Jika kemiskinan dilihat secara prosesual, kemiskinan dan perubahan iklim pada dasarnya bersifat dinamis, dimana kelompok miskin hidup dalam kondisi yang membuatnya paling rentan terhadap dampak perubahan iklim sementara kebijakan penanggulangan kemiskinan gagal mengatasi masalah kemiskinan akibat tidak memperhitungkan faktor perubahan iklim. Hasil Riset Sistem foodways yang di lakukan oleh Akar Foundation tahun 2018 pada keluarga petani Hutan Kemasyarakatan di Kabupaten Rejang Lebong mengungkapkan adanya kelaparan tersembunyi (hidden hunger) di balik ancaman kerentanan livelihood.[2] Peraturan Presiden No. 83 tenhun 2006 tentang Dewan Ketahanan Pangan Nasional, dimana Kementerian Lingkungan Hidup dan Kehutanan merupakan salah satu sektor yang turut bertanggungjawab terhadap ketahanan pangan. Sehingga ketahanan pangan menjadi isu sentral dalam pembangunan nasional, RPJMN 2020-2024 secara tegas menyatakan bahwa peningkatan ketahanan pangan tidak hanya menyangkut urusan kebutuhan dasar tapi juga menjadi penopang pertumbuhan ekonomi nasional.

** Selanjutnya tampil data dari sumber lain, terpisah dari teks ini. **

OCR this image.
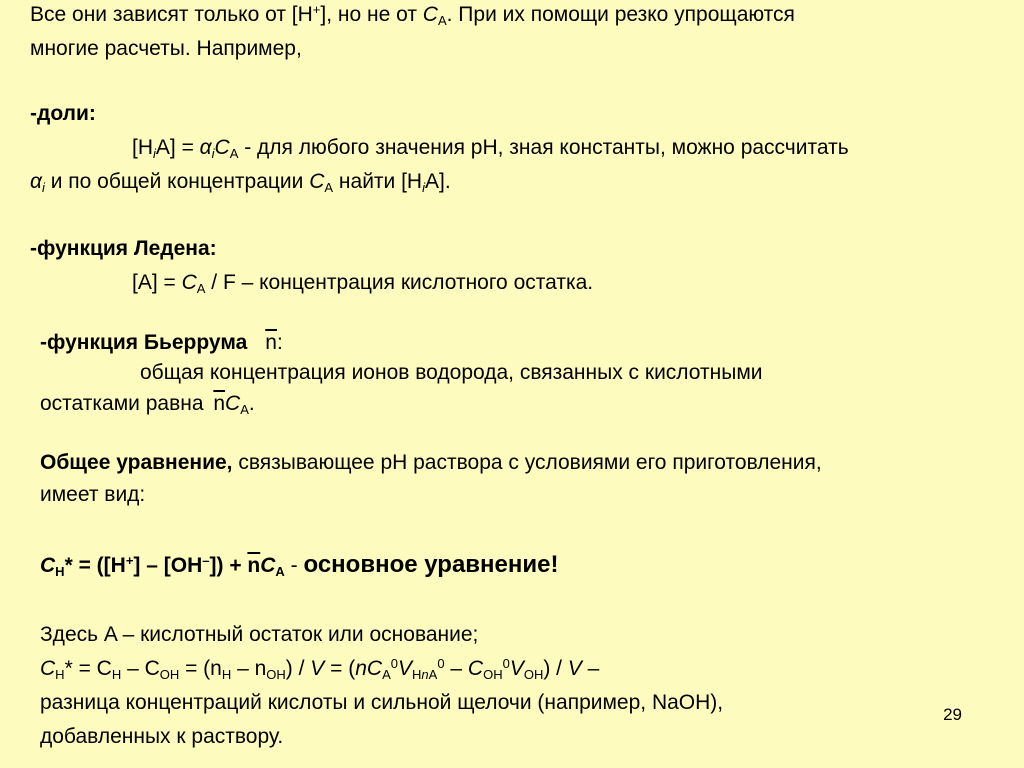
Все они зависят только от [H+], но не от $C_A$. При их помощи резко упрощаются
многие расчеты. Например,
-доли:
$[H_iA] = \alpha_iC_A$ - для любого значения pH, зная константы, можно рассчитать
$\alpha_i$ и по общей концентрации $C_A$ найти $[H_iA]$.
-функция Ледена:
$[A] = C_A / F$ – концентрация кислотного остатка.
-функция Бьеррума $\overline{n}$:
общая концентрация ионов водорода, связанных с кислотными
остатками равна $\overline{n}C_A$.
Общее уравнение, связывающее pH раствора с условиями его приготовления,
имеет вид:
$C_H* = ([H^+] - [OH^-]) + \overline{n}C_A$ - основное уравнение!
Здесь A – кислотный остаток или основание;
$C_H* = C_H - C_{OH} = (n_H - n_{OH}) / V = (nC_A^0V_{HnA}^0 - C_{OH}^0V_{OH}) / V$ –
разница концентраций кислоты и сильной щелочи (например, NaOH),
добавленных к раствору.
29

Hasil riset lebih lanjut menemukan  satu relasi yang paling penting bagi kehidupan masyarakat sekitar hutan adalah relasi produksi dan reproduksi. Petani hutan memproduksi dan mereproduksi sumber daya alam dari hutan untuk kebutuhan dan keberlangsungan pangan manusia. Ketika akses terhadap hutan dibatasi akan berakibat pada peningkatan angka kemiskinan dan bertambahnya jumlah petani tunakisma.

Berdasarkan data yang dikeluarkan oleh Dinas Kominfo dan Statistik Provinsi Bengkulu pada tahun 2020 Kabupaten Rejang Lebong memiliki angka kemiskinan mencapai 15,85 % atau setara dengan  41.470 jiwa dan berada pada urutan ke 9 dari 10 Kabupaten dan Kota yang ada di Provinsi Bengkulu. Angka kemiskinan yang ada di Kabupaten Rejang Lebong terkosentrasi di desa-desa penyangga kawasan hutan. 

Dengan luas hutan 53.429 Ha di Kabupateng Rejang Lebong merupakan hutan negara yang di peruntukan sebagai fungsi konservasi dan linfung merupakan potensi yang bisa dimanfaatkan sebagai upaya penanggulangan kemiskinan dengan memperhitungkan faktor perubahan iklim. Hutan tidak semata dipandang sebagai penghasil kayu, tapi juga menjadi sumber nutrisi tanpa menghilangkan fungsi utama sebagai penyerap karbon.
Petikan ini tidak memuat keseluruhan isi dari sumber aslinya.